Of course, not all groups or members within each group support or oppose such programs or do so to the same degree. Blacks, followed by Hispanics, are most likely to support affirmative action programs, while Euro-ethnics, followed by Asians, are most likely to oppose them.

While including or employing members, or more members, of an under-represented group will result in a mathematical balance, it doesn’t provide answers to why some socio-edu-economic statistical inequities arise in the first place and doesn’t insure quality or inequality of performance, societal trust and esteem, or political victory. There is no doubt that exclusion of minorities, particularly Blacks, was for many centuries based solely on prejudice, but there is also no doubt that some exclusions were based on lack of qualifications. Mediocre or incompetent students, teachers, workers, athletes, and politicians should not attend elite colleges, teach, drive buses, fly airplanes, run banks, perform surgical operations, construct homes, or hold public office.

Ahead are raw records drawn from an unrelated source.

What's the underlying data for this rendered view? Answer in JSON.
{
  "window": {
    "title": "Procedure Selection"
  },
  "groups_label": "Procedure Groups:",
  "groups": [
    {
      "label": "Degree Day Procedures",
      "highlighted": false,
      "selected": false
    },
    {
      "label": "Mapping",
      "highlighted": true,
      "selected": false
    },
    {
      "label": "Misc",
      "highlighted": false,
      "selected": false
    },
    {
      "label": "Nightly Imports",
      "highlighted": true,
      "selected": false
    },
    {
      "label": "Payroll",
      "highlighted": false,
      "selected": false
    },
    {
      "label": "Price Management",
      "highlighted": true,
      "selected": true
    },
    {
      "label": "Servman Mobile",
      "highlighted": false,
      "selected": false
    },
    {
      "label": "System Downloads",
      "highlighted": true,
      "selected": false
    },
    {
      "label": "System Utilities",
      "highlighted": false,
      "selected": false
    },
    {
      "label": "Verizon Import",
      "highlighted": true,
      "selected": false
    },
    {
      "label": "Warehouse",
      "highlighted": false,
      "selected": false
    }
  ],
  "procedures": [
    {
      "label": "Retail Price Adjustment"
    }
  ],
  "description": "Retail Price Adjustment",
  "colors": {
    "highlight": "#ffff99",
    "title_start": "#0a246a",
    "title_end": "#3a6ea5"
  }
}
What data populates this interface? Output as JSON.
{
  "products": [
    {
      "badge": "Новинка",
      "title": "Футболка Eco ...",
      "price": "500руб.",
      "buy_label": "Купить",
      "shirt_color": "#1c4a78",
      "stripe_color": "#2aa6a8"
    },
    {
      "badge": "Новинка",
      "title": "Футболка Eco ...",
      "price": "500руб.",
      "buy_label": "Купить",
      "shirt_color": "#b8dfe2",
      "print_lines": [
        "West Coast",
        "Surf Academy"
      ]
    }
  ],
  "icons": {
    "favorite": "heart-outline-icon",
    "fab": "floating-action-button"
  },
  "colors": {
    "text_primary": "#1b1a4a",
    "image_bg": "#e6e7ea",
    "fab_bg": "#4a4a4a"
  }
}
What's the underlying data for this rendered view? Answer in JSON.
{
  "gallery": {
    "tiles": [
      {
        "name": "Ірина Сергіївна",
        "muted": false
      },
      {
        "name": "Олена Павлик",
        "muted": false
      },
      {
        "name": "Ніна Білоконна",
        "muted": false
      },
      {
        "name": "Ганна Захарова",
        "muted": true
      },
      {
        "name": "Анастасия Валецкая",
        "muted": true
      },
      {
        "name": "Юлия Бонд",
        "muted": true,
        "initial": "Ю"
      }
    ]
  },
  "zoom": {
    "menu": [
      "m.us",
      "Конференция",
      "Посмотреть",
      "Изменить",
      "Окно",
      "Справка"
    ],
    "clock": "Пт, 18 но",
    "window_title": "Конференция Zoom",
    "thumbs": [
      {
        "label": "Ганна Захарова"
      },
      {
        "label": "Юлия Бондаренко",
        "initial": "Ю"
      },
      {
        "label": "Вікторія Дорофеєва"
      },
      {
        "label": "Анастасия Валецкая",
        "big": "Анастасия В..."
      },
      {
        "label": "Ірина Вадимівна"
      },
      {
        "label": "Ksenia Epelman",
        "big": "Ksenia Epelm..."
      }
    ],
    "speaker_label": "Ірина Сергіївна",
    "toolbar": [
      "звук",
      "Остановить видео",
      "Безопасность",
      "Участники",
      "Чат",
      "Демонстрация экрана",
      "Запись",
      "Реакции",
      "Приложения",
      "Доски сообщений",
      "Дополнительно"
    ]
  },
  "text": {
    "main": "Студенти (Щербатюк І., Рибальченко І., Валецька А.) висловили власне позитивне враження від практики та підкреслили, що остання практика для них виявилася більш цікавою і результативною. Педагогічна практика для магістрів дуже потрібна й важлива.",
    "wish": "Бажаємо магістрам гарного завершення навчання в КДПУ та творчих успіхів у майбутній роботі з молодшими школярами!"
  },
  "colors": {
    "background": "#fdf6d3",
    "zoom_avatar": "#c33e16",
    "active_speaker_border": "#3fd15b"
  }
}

Whatever the case, some haunting questions remain. Whatever happened to the Civil Service, Fair Employment, and Race Relations principle that a person be evaluated on their individual merits, regardless of their group identity? If it was wrong to exclude someone because of their racial, religious, or ethnic group identity, why is it now right to include someone because of that same identity? How can group diversity or proportional representation be created without employing group discrimination, invidious quotas, or group preferences of one sort or another? Footnote 38 What evidence exists that sans bigotry all people or countries would have the same motivations, aspirations, talents, and/or achievements? If statistical over-representation is unfair in some jobs and professions, why isn’t it unfair when some minorities are over-represented? In what democratic country does proportional representation exist without causing intergroup resentment and bigotry? What should be done about people of mixed heritage, such as golfer Tiger Woods? How are the sciences, literature, arts, or sports advanced by ignoring or belittling individual merit or by setting racial, religious, ethnic, sexual, or national quotas or proportions?

If ending statistical disparities and establishing proportional representation are needed to achieve a democratic society, why not include all groups that are disproportionately represented or excluded from various arenas because of race, religion, ethnicity, nationality, age, weight, disability, sex, sexual preference, height, and/or appearance? What should the reaction be of a youngster or adult when told that he or she can no longer aspire to entering a school, profession, or neighborhood because there are already too many of his or her group already there? And what happens to the dream, belief, or ideal that in America one’s ability, hard work, education, determination, and luck should determine one‘s advancement—and not what one‘s religion, ethnicity, nationality, sex, or family lineage is?